Se puede engañar a muchos durante algún tiempo, o a pocos durante mucho, pero la verdad siempre llega. Y cuando lo hace, es en forma de sentencia firme del Tribunal Supremo. Aquellos que convirtieron la mentira en estrategia para obtener réditos electorales acaban de comprobarlo. El trabajo discreto, la honestidad y la responsabilidad están del lado de UGT.
Las 5 claves de la Sentencia que avalan la actuación de UGT:
- Las causas económicas y organizativas eran reales. La sentencia 446/2026 declara probado que las trece sociedades del grupo acumulaban importantes pérdidas: -449,9 millones de euros en 2021, -252,3 millones en 2023 y -340,4 millones solo en el primer semestre de 2024. El Alto Tribunal respalda íntegramente la existencia de «causas económicas, productivas y organizativas suficientes». Frente a los discursos de salón, la realidad de los números.
- El Grupo Laboral existía y era conocido por CCOO y USO. El Supremo confirma que «la presencia del grupo laboral no debuta en el período de consultas». La prueba es que fueron los propios sindicatos recurrentes quienes solicitaron por escrito información sobre «el grupo laboral de empresas de MasOrange» el 16 de mayo de 2024. Quien hoy grita «fraude», ayer reconoció su existencia por escrito.
- CCOO apoyó las propuestas del acuerdo, pero se fue sin firmar.
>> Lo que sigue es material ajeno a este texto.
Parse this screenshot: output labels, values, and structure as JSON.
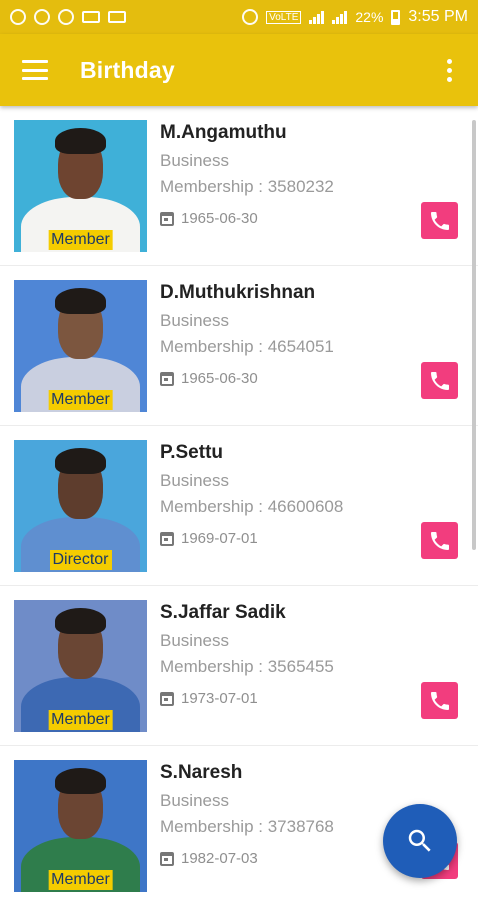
{
  "status_bar": {
    "battery": "22%",
    "time": "3:55 PM",
    "network": "VoLTE"
  },
  "app_bar": {
    "title": "Birthday",
    "menu_icon": "menu-icon",
    "overflow_icon": "more-vert-icon"
  },
  "colors": {
    "app_bar": "#e9c20c",
    "call_button": "#f23d7e",
    "fab": "#1f5db8",
    "role_tag": "#f4cc00"
  },
  "members": [
    {
      "name": "M.Angamuthu",
      "occupation": "Business",
      "membership": "Membership : 3580232",
      "dob": "1965-06-30",
      "role": "Member"
    },
    {
      "name": "D.Muthukrishnan",
      "occupation": "Business",
      "membership": "Membership : 4654051",
      "dob": "1965-06-30",
      "role": "Member"
    },
    {
      "name": "P.Settu",
      "occupation": "Business",
      "membership": "Membership : 46600608",
      "dob": "1969-07-01",
      "role": "Director"
    },
    {
      "name": "S.Jaffar Sadik",
      "occupation": "Business",
      "membership": "Membership : 3565455",
      "dob": "1973-07-01",
      "role": "Member"
    },
    {
      "name": "S.Naresh",
      "occupation": "Business",
      "membership": "Membership : 3738768",
      "dob": "1982-07-03",
      "role": "Member"
    }
  ],
  "fab": {
    "icon": "search-icon"
  }
}
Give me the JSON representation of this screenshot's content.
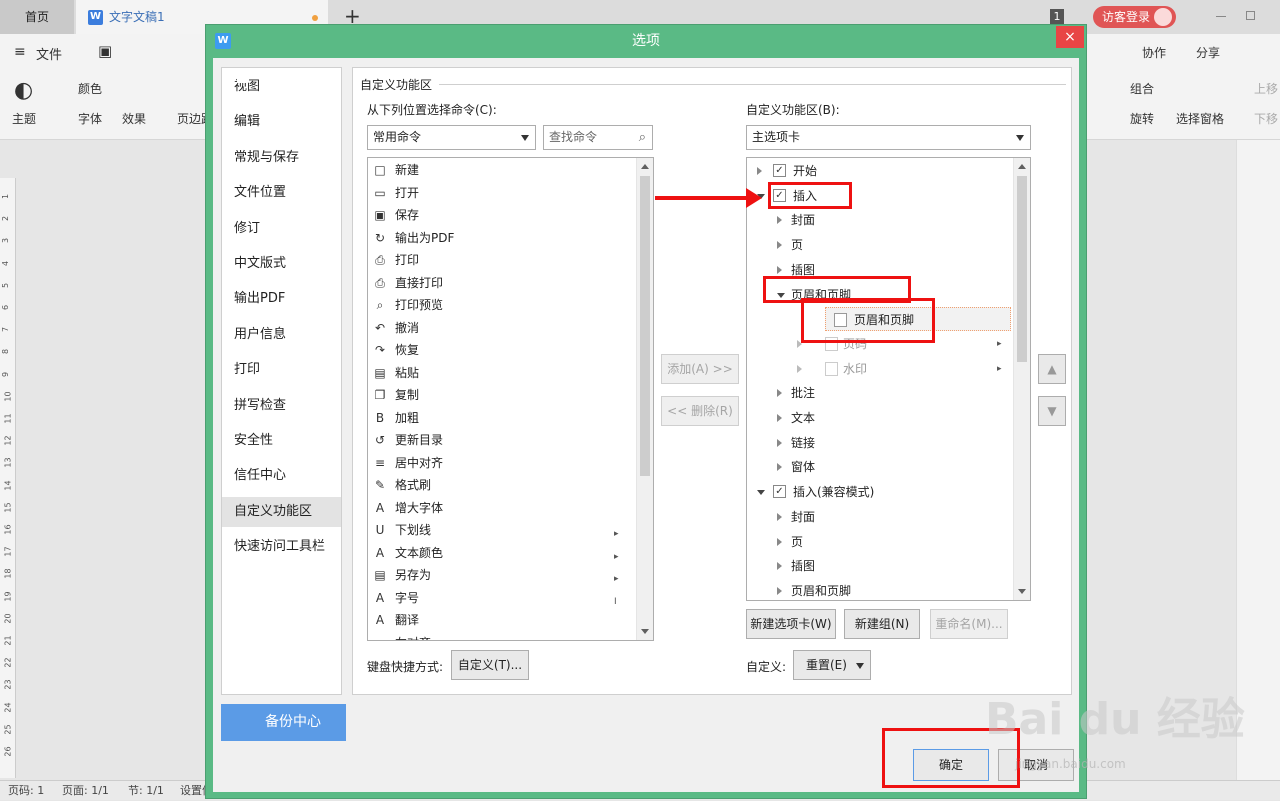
{
  "titlebar": {
    "tab_home": "首页",
    "tab_doc": "文字文稿1",
    "tab_doc_icon": "W",
    "new_tab": "+",
    "badge": "1",
    "login": "访客登录"
  },
  "ribbon": {
    "file": "文件",
    "collab": "协作",
    "share": "分享",
    "item_theme": "主题",
    "item_color": "颜色",
    "item_font": "字体",
    "item_effect": "效果",
    "item_margin": "页边距",
    "item_group": "组合",
    "item_rotate": "旋转",
    "item_select_pane": "选择窗格",
    "item_move_up": "上移",
    "item_move_down": "下移"
  },
  "ruler": [
    "1",
    "2",
    "3",
    "4",
    "5",
    "6",
    "7",
    "8",
    "9",
    "10",
    "11",
    "12",
    "13",
    "14",
    "15",
    "16",
    "17",
    "18",
    "19",
    "20",
    "21",
    "22",
    "23",
    "24",
    "25",
    "26"
  ],
  "statusbar": {
    "page": "页码: 1",
    "pages": "页面: 1/1",
    "section": "节: 1/1",
    "settings": "设置值"
  },
  "dialog": {
    "title": "选项",
    "icon": "W",
    "close": "×",
    "nav": [
      "视图",
      "编辑",
      "常规与保存",
      "文件位置",
      "修订",
      "中文版式",
      "输出PDF",
      "用户信息",
      "打印",
      "拼写检查",
      "安全性",
      "信任中心",
      "自定义功能区",
      "快速访问工具栏"
    ],
    "nav_active": "自定义功能区",
    "backup": "备份中心",
    "section_title": "自定义功能区",
    "left_label": "从下列位置选择命令(C):",
    "left_combo": "常用命令",
    "search_placeholder": "查找命令",
    "right_label": "自定义功能区(B):",
    "right_combo": "主选项卡",
    "commands": [
      {
        "label": "新建",
        "icon": "□"
      },
      {
        "label": "打开",
        "icon": "▭"
      },
      {
        "label": "保存",
        "icon": "▣"
      },
      {
        "label": "输出为PDF",
        "icon": "↻"
      },
      {
        "label": "打印",
        "icon": "⎙"
      },
      {
        "label": "直接打印",
        "icon": "⎙"
      },
      {
        "label": "打印预览",
        "icon": "⌕"
      },
      {
        "label": "撤消",
        "icon": "↶"
      },
      {
        "label": "恢复",
        "icon": "↷"
      },
      {
        "label": "粘贴",
        "icon": "▤"
      },
      {
        "label": "复制",
        "icon": "❐"
      },
      {
        "label": "加粗",
        "icon": "B"
      },
      {
        "label": "更新目录",
        "icon": "↺"
      },
      {
        "label": "居中对齐",
        "icon": "≡"
      },
      {
        "label": "格式刷",
        "icon": "✎"
      },
      {
        "label": "增大字体",
        "icon": "A"
      },
      {
        "label": "下划线",
        "icon": "U",
        "sub": "▸"
      },
      {
        "label": "文本颜色",
        "icon": "A",
        "sub": "▸"
      },
      {
        "label": "另存为",
        "icon": "▤",
        "sub": "▸"
      },
      {
        "label": "字号",
        "icon": "A",
        "sub": "I"
      },
      {
        "label": "翻译",
        "icon": "A"
      },
      {
        "label": "左对齐",
        "icon": "≡"
      }
    ],
    "add_btn": "添加(A) >>",
    "remove_btn": "<< 删除(R)",
    "tree": [
      {
        "label": "开始",
        "indent": 0,
        "exp": "r",
        "chk": true
      },
      {
        "label": "插入",
        "indent": 0,
        "exp": "d",
        "chk": true
      },
      {
        "label": "封面",
        "indent": 1,
        "exp": "r"
      },
      {
        "label": "页",
        "indent": 1,
        "exp": "r"
      },
      {
        "label": "插图",
        "indent": 1,
        "exp": "r"
      },
      {
        "label": "页眉和页脚",
        "indent": 1,
        "exp": "d"
      },
      {
        "label": "页眉和页脚",
        "indent": 2,
        "icon": true,
        "sel": true
      },
      {
        "label": "页码",
        "indent": 2,
        "exp": "r",
        "icon": true,
        "gray": true,
        "more": true
      },
      {
        "label": "水印",
        "indent": 2,
        "exp": "r",
        "icon": true,
        "gray": true,
        "more": true
      },
      {
        "label": "批注",
        "indent": 1,
        "exp": "r"
      },
      {
        "label": "文本",
        "indent": 1,
        "exp": "r"
      },
      {
        "label": "链接",
        "indent": 1,
        "exp": "r"
      },
      {
        "label": "窗体",
        "indent": 1,
        "exp": "r"
      },
      {
        "label": "插入(兼容模式)",
        "indent": 0,
        "exp": "d",
        "chk": true
      },
      {
        "label": "封面",
        "indent": 1,
        "exp": "r"
      },
      {
        "label": "页",
        "indent": 1,
        "exp": "r"
      },
      {
        "label": "插图",
        "indent": 1,
        "exp": "r"
      },
      {
        "label": "页眉和页脚",
        "indent": 1,
        "exp": "r"
      }
    ],
    "new_tab_btn": "新建选项卡(W)",
    "new_group_btn": "新建组(N)",
    "rename_btn": "重命名(M)...",
    "keyboard_label": "键盘快捷方式:",
    "keyboard_btn": "自定义(T)...",
    "custom_label": "自定义:",
    "reset_btn": "重置(E)",
    "ok": "确定",
    "cancel": "取消"
  },
  "watermark": {
    "logo": "Bai du 经验",
    "url": "jingyan.baidu.com"
  }
}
El hecho probado vigésimo quinto es contundente: ante las propuestas, «CCOO manifestó que ‘coincide con las propuestas y apoyan cualquier mejora que se haga, pero siguen sin estar en disposición de firmar'». Acto seguido, abandonaron la reunión. Apoyaron las condiciones, pero prefirieron la salida política a la responsabilidad.
- Sus 18 argumentos jurídicos fueron calificados de «incoherentes» e «inocuos». El Tribunal Supremo no tuvo reparos en calificar los motivos del recurso de CCOO como «incoherentes» y centrados en «detalles inocuos que no inciden en absoluto en el resultado final». 18 argumentos. Cero aciertos.
- CCOO firmó el Convenio del mismo Grupo Laboral que negó en juicio. La sentencia subraya el dato definitivo: el I Convenio Colectivo del Grupo Laboral MasOrange fue publicado en el BOE el 3 de diciembre de 2025, suscrito por UGT, CCOO y FETICO. El mismo grupo que tachaban de «invento» en el juicio, meses después lo reconocieron para negociar sus propias condiciones. La hipocresía tiene un límite.
UGT no mintió. UGT no se equivocó. Defendió a la plantilla con hechos, no con titulares. Negoció las mejores condiciones posibles en una situación real. De no haber firmado, la empresa podría haber aplicado el ERE con las condiciones mínimas legales. UGT se quedó en la mesa, firmó el acuerdo, y hoy el Tribunal Supremo le da la razón.
Eso es sindicalismo. El que trabaja por y para la plantilla. El que no siempre dice lo que se quiere escuchar, sino lo que hay que saber. El que firma cuando hay que firmar, y aguanta en la sala cuando otros se van. Eso no es traición: es responsabilidad.
Ganar elecciones con mentiras puede funcionar durante algún tiempo, pero la verdad siempre acaba imponiéndose. Y los hechos, hoy, nos dan la razón definitiva.